Toutefois, une étude du chercheur Takao Sasaki de la School of Life Science de l’Université d’Etat d’Arizona ajoute un bémol à cette notion. Les décisions prises par la foule peuvent en effet être sages quand la tâche de perception est compliquée ou risquée. Par contre, lorsqu’il s’agit de choisir entre deux options dont l’une est largement supérieure à l’autre, les décisions de la collectivité sont pires que celles des individus. En d’autres mots, lorsque le choix de la tâche est simple et facile, les individus seuls font mieux que la foule. L’étude a été publiée dans la revue scientifique Proceedings of the National Academy of Sciences of the United States of America.

Pour parvenir à ces conclusions, Sasaki et son équipe ont réalisé une expérience avec des fourmis du genre Temnothorax, une espèce qui tend à agir en groupe. Les fourmis ont dû changer d’habitat, de fourmilière. Lors de l’expérience, les insectes adoptent des comportements différents lorsqu’ils ont le choix entre deux morceaux de troncs d’arbre de bois de balsa (dont l’un est plus sombre que l’autre) en tant que site de nidification. Pour une fourmi, plus c’est sombre, mieux c’est, rappelle The Atlantic. L’étude montre que les fourmis en groupe analysent les deux options puis recrutent leurs camarades et les font venir vers le tronc le moins sombre. Elles prennent donc la mauvaise décision. Par contre, lorsqu’elles ont le choix entre deux bouts de bois dont la différence en termes de qualité est minime, donc plus compliquée à percevoir, elles choisissent cette fois-ci le lieu le plus agréable. Lorsque la différence est très marquée, le groupe de fourmis prend la mauvaise décision tandis qu’une fourmi seule choisit le meilleur endroit. La fourmi agissant individuellement ne commet pas la même erreur car il n’y a personne pour l’induire en erreur, précise le scientifique.

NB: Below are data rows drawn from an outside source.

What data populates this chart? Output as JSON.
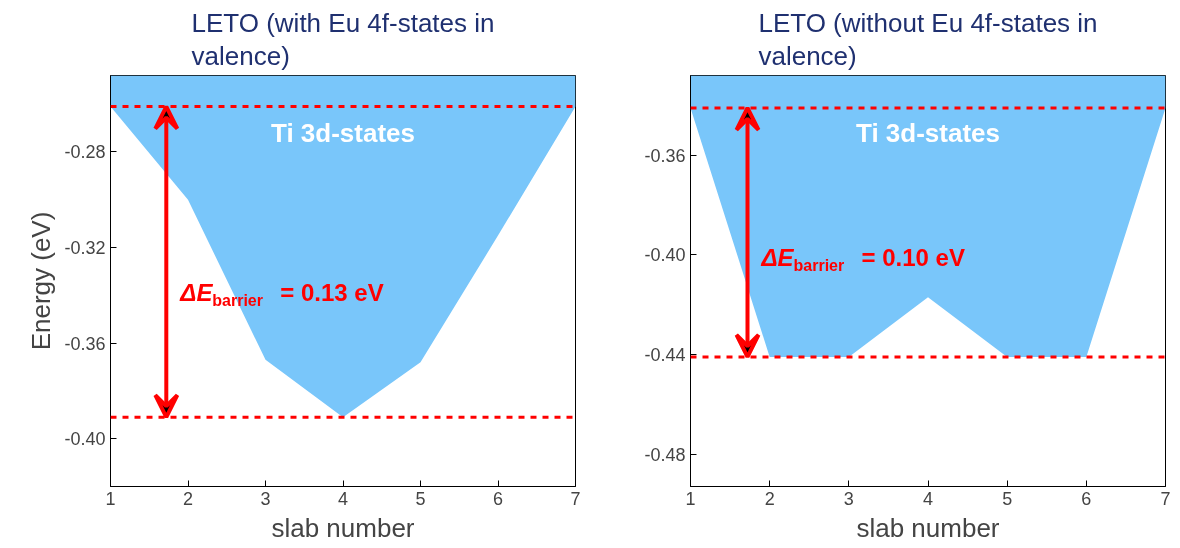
{
  "chart_data": [
    {
      "type": "area",
      "title": "LETO (with Eu 4f-states in valence)",
      "xlabel": "slab number",
      "ylabel": "Energy (eV)",
      "x": [
        1,
        2,
        3,
        4,
        5,
        6,
        7
      ],
      "series": [
        {
          "color": "#79c6fa",
          "values": [
            -0.261,
            -0.3,
            -0.367,
            -0.391,
            -0.368,
            -0.315,
            -0.261
          ]
        }
      ],
      "xlim": [
        1,
        7
      ],
      "xticks": [
        1,
        2,
        3,
        4,
        5,
        6,
        7
      ],
      "ylim": [
        -0.42,
        -0.248
      ],
      "yticks": [
        -0.28,
        -0.32,
        -0.36,
        {
          "value": -0.4,
          "label": "-0.40"
        }
      ],
      "ref_lines": [
        {
          "axis": "y",
          "value": -0.261,
          "color": "#ff0000",
          "line_style": "dashed"
        },
        {
          "axis": "y",
          "value": -0.391,
          "color": "#ff0000",
          "line_style": "dashed"
        }
      ],
      "annotations": [
        "Ti 3d-states",
        "ΔE$_{barrier}$ = 0.13 eV"
      ],
      "grid": false
    },
    {
      "type": "area",
      "title": "LETO (without Eu 4f-states in valence)",
      "xlabel": "slab number",
      "x": [
        1,
        2,
        3,
        4,
        5,
        6,
        7
      ],
      "series": [
        {
          "color": "#79c6fa",
          "values": [
            -0.341,
            -0.441,
            -0.441,
            -0.417,
            -0.441,
            -0.441,
            -0.341
          ]
        }
      ],
      "xlim": [
        1,
        7
      ],
      "xticks": [
        1,
        2,
        3,
        4,
        5,
        6,
        7
      ],
      "ylim": [
        -0.493,
        -0.328
      ],
      "yticks": [
        -0.36,
        {
          "value": -0.4,
          "label": "-0.40"
        },
        -0.44,
        -0.48
      ],
      "ref_lines": [
        {
          "axis": "y",
          "value": -0.341,
          "color": "#ff0000",
          "line_style": "dashed"
        },
        {
          "axis": "y",
          "value": -0.441,
          "color": "#ff0000",
          "line_style": "dashed"
        }
      ],
      "annotations": [
        "Ti 3d-states",
        "ΔE$_{barrier}$ = 0.10 eV"
      ],
      "grid": false
    }
  ]
}
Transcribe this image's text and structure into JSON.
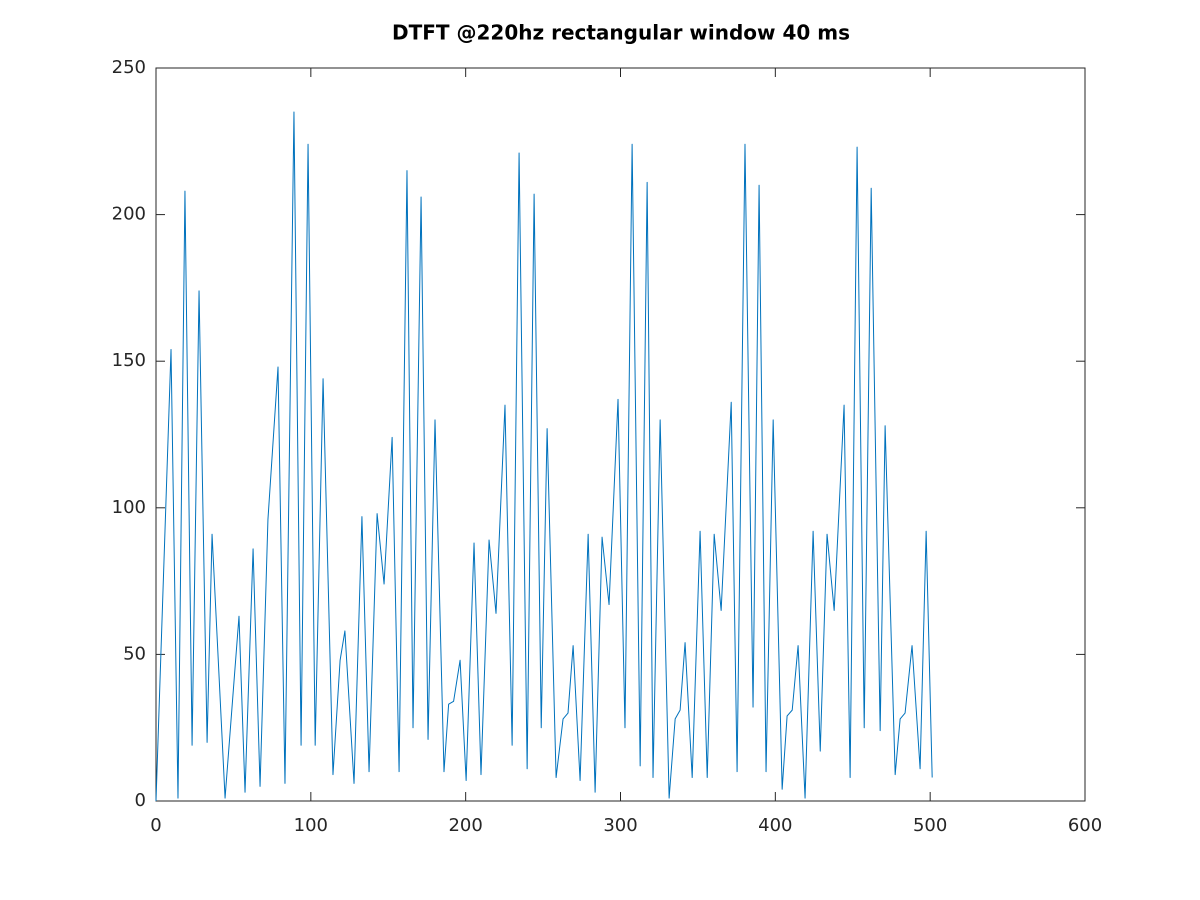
{
  "chart_data": {
    "type": "line",
    "title": "DTFT @220hz rectangular window 40 ms",
    "xlim": [
      0,
      600
    ],
    "xticks": [
      0,
      100,
      200,
      300,
      400,
      500,
      600
    ],
    "ylim": [
      0,
      250
    ],
    "yticks": [
      0,
      50,
      100,
      150,
      200,
      250
    ],
    "grid": false,
    "series": [
      {
        "color": "#0072bd",
        "x": [
          0,
          9.7,
          14.2,
          18.7,
          23.3,
          27.8,
          33,
          36.2,
          44.6,
          53.6,
          57.5,
          62.7,
          67.2,
          72.3,
          78.8,
          83.3,
          89.1,
          93.7,
          98.2,
          102.8,
          107.9,
          114.3,
          118.9,
          122,
          127.9,
          133,
          137.6,
          142.8,
          147.3,
          152.5,
          157,
          162.1,
          166,
          171.2,
          175.7,
          180.2,
          186,
          189,
          192.2,
          196.4,
          200.3,
          205.4,
          209.9,
          215.1,
          219.6,
          225.4,
          230,
          234.5,
          239.7,
          244.2,
          248.8,
          252.6,
          258.4,
          262.9,
          266.1,
          269.4,
          273.9,
          279.1,
          283.6,
          288.1,
          292.6,
          298.4,
          302.9,
          307.5,
          312.7,
          317.2,
          321,
          325.6,
          331.4,
          335.3,
          338.5,
          341.7,
          346.3,
          351.4,
          356,
          360.5,
          365,
          371.5,
          375.3,
          380.4,
          385.6,
          389.5,
          394,
          398.6,
          404.4,
          407.6,
          410.9,
          414.7,
          419.2,
          424.4,
          429,
          433.4,
          438,
          444.4,
          448.3,
          452.8,
          457.4,
          461.9,
          467.7,
          470.9,
          477.4,
          480.6,
          483.8,
          488.3,
          493.5,
          497.4,
          501.3
        ],
        "values": [
          0,
          154,
          1,
          208,
          19,
          174,
          20,
          91,
          1,
          63,
          3,
          86,
          5,
          96,
          148,
          6,
          235,
          19,
          224,
          19,
          144,
          9,
          48,
          58,
          6,
          97,
          10,
          98,
          74,
          124,
          10,
          215,
          25,
          206,
          21,
          130,
          10,
          33,
          34,
          48,
          7,
          88,
          9,
          89,
          64,
          135,
          19,
          221,
          11,
          207,
          25,
          127,
          8,
          28,
          30,
          53,
          7,
          91,
          3,
          90,
          67,
          137,
          25,
          224,
          12,
          211,
          8,
          130,
          1,
          28,
          31,
          54,
          8,
          92,
          8,
          91,
          65,
          136,
          10,
          224,
          32,
          210,
          10,
          130,
          4,
          29,
          31,
          53,
          1,
          92,
          17,
          91,
          65,
          135,
          8,
          223,
          25,
          209,
          24,
          128,
          9,
          28,
          30,
          53,
          11,
          92,
          8
        ]
      }
    ]
  }
}
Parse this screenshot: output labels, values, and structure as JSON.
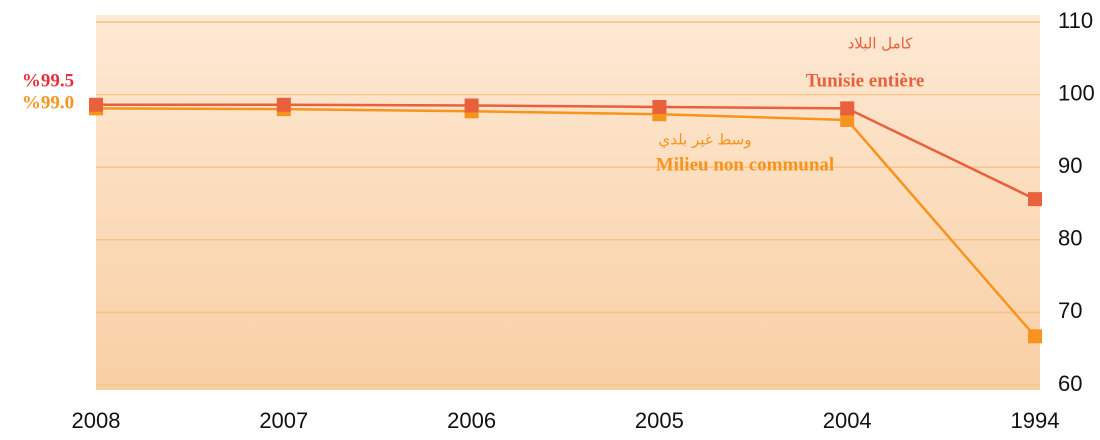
{
  "chart_data": {
    "type": "line",
    "categories": [
      "2008",
      "2007",
      "2006",
      "2005",
      "2004",
      "1994"
    ],
    "series": [
      {
        "name": "Tunisie entière",
        "label_ar": "كامل البلاد",
        "color": "#e8603c",
        "values": [
          98.6,
          98.6,
          98.5,
          98.3,
          98.1,
          85.6
        ]
      },
      {
        "name": "Milieu non communal",
        "label_ar": "وسط غير بلدي",
        "color": "#f7941d",
        "values": [
          98.1,
          98.0,
          97.7,
          97.3,
          96.5,
          66.7
        ]
      }
    ],
    "annotations": [
      {
        "text": "%99.5",
        "color": "#e8303c"
      },
      {
        "text": "%99.0",
        "color": "#f7941d"
      }
    ],
    "ylim": [
      60,
      110
    ],
    "yticks": [
      60,
      70,
      80,
      90,
      100,
      110
    ],
    "grid": true,
    "y_axis_side": "right"
  }
}
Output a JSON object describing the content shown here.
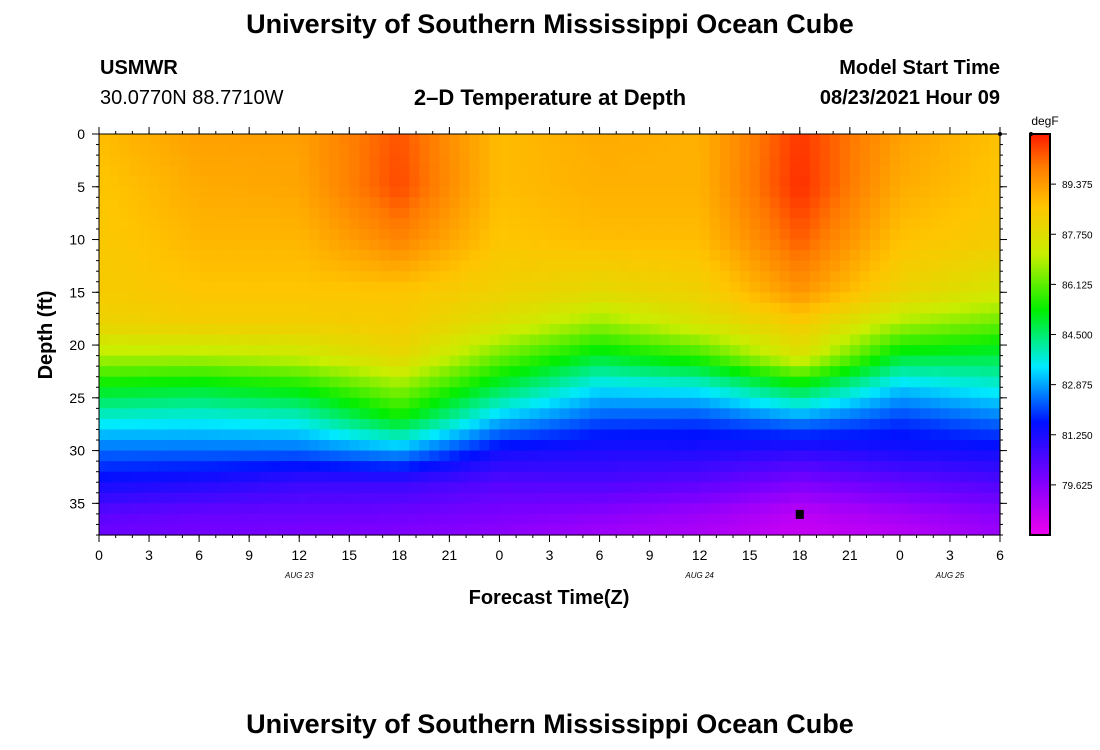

« Sur 100 fourmis évaluant un nid de mauvaise qualité, 10 vont commencer à recruter les autres pour emménager. Ces recruteurs vont entrainer leurs congénères vers le nid pauvre sans prendre la peine de visiter les autres nids. Les fourmis ayant rejeté le nid de mauvaise qualité trouvent un autre nid et commencent à comparer. Mais à ce moment, les fourmis décideuses ont déjà recruté de nombreux congénères pour habiter le nid pauvre de sorte que la « sage décision » des autres fourmis n’est pas en mesure d’influencer la décision de la colonie entière », explique Takao Sasaki.

En ce qui concerne les humains, on constate quelques parallèles évidents dans certaines circonstances, souligne le chercheur. Sasaki explique qu’en se rendant sur Amazon, au lieu de comparer les caractéristiques et le coût des produits, on achète souvent le livre le plus populaire. Les auteurs de cette étude estiment que ces choix bizarres d’un groupe de décision se retrouvent également chez les humains, les poissons et les cafards. D’autres études ont montré que pour les abeilles, les interactions sociales ne s’améliorent pas lors du butinage collectif.

« Personnellement, ces expériences m’ont rappelé les émeutes de football, les lynchages ou même l’adhésion à un groupe terroriste ». « Nous sommes parfois trompés et, même si une meilleure alternative existe, nous réalisons de mauvais choix tout simplement parce que ceux qui nous entourent prennent des décisions hâtives et que nous les suivons ». « Nous sommes souvent dupés par les autres », conclut Sasaki.